Deconvoluting MLL1-dependent pathways in hematopoiesis and leukemogenesis

The Mixed Lineage Leukemia gene (MLL1, previously termed HRX, ALL-1, MLL) was identified in humans as a gene at the site of common chromosomal translocations in infant leukemia.¹ It is now clear that MLL1 represents a family of histone methyltransferases (HMTs) including its closest relative MLL2 and MLL3, MLL4, SETD1A, SETD1B and possibly MLL5.² Most of these proteins possess histone H3, lysine 4 (H3K4) HMT activity encoded by the SET domain (for Suvar 3–9, Enhancer of Zeste, Trithorax, epigenetic regulators). Studies of the Drosophila homeotic regulator and MLL1 ortholog, Trithorax, established the paradigm for mechanisms by which these proteins function in vivo.³ For example, the fact that Trithorax regulates clustered homeodomain (Hox) genes prompted this line of investigation in the first loss-of-function mouse Mll1 mutants, which were demonstrated to mis-express multiple Hox genes.^{4, 5, 6} Since the discovery that the SET domain encodes HMT activity,^{7, 8} great attention has been paid to this particular enzymatic activity in regulating downstream target genes.

To determine the function of MLL1 in hematopoietic stem/progenitor cells (HSPCs), we previously analyzed conditional knockout animals and determined that deletion of Mll1 rapidly reduced HSPCs through proliferation and cell fate defects.⁹ Using this model system, we identified genes that were deregulated upon Mll1 deletion in the hematopoietic stem cell (HSC)-enriched LSK/CD48neg population. Small-scale chromatin immunoprecipitation experiments identified a series of transcriptional regulators that were direct MLL1 target genes including Mecom, Pbx1 and Prdm16, which are known to control HSC self-renewal and quiescence.¹⁰ To determine whether maintenance of these target genes required the HMT activity of MLL1, a mouse strain in which homozygous germline deletion of the SET domain of MLL1 (ΔSET) was used for the analysis of the hematopoietic system.⁶ Surprisingly, we found that H3K4 methylation at target genes such as Hoxa9, Mecom and Prdm16 was absolutely normal in hematopoietic cells of ΔSET-mutant animals, as was the expression level of these genes. We also found that retroviral MLL-AF9 expression generated leukemia in ΔSET HSPCs that was indistinguishable in latency or phenotype from leukemia generated in wild-type HSPCs. Collectively, none of the known biological functions of MLL1 in the hematopoietic system required the HMT activity. To understand how MLL1 maintains the expression of its target genes, a survey of histone modifications that undergo changes upon deletion of Mll1 was performed.

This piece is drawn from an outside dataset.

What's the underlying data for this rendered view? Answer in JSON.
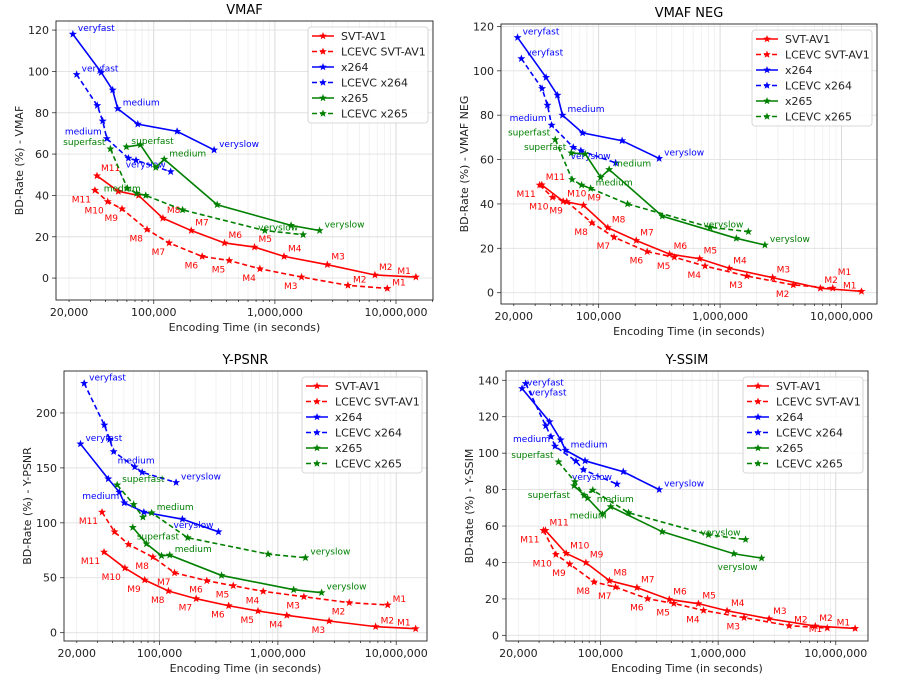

We identified only histone H4 lysine 16 acetylation (H4K16Ac) as immediately corresponding to the decrease in transcriptional initiation upon MLL1 removal from the target gene promoter regions. This modification is performed by the histone acetyl transferase MOF (also called Myst1 or KAT8), previously discovered as part of the MLL1 protein complex.¹¹ Furthermore, inhibition of SIRT1, a deacetylase that removes H4K16Ac, was sufficient to prevent the loss of transcription at MLL1 targets. These observations together with our data from the MLL1▵SET knockout mouse provide a clear but unexpected mechanism for the maintenance of target gene expression by MLL1 in the hematopoietic cells.¹² These studies highlight differences between endogenous MLL1 and MLL-fusion oncoprotein gene regulation mechanisms, suggesting that differential targeting in leukemia may be feasible.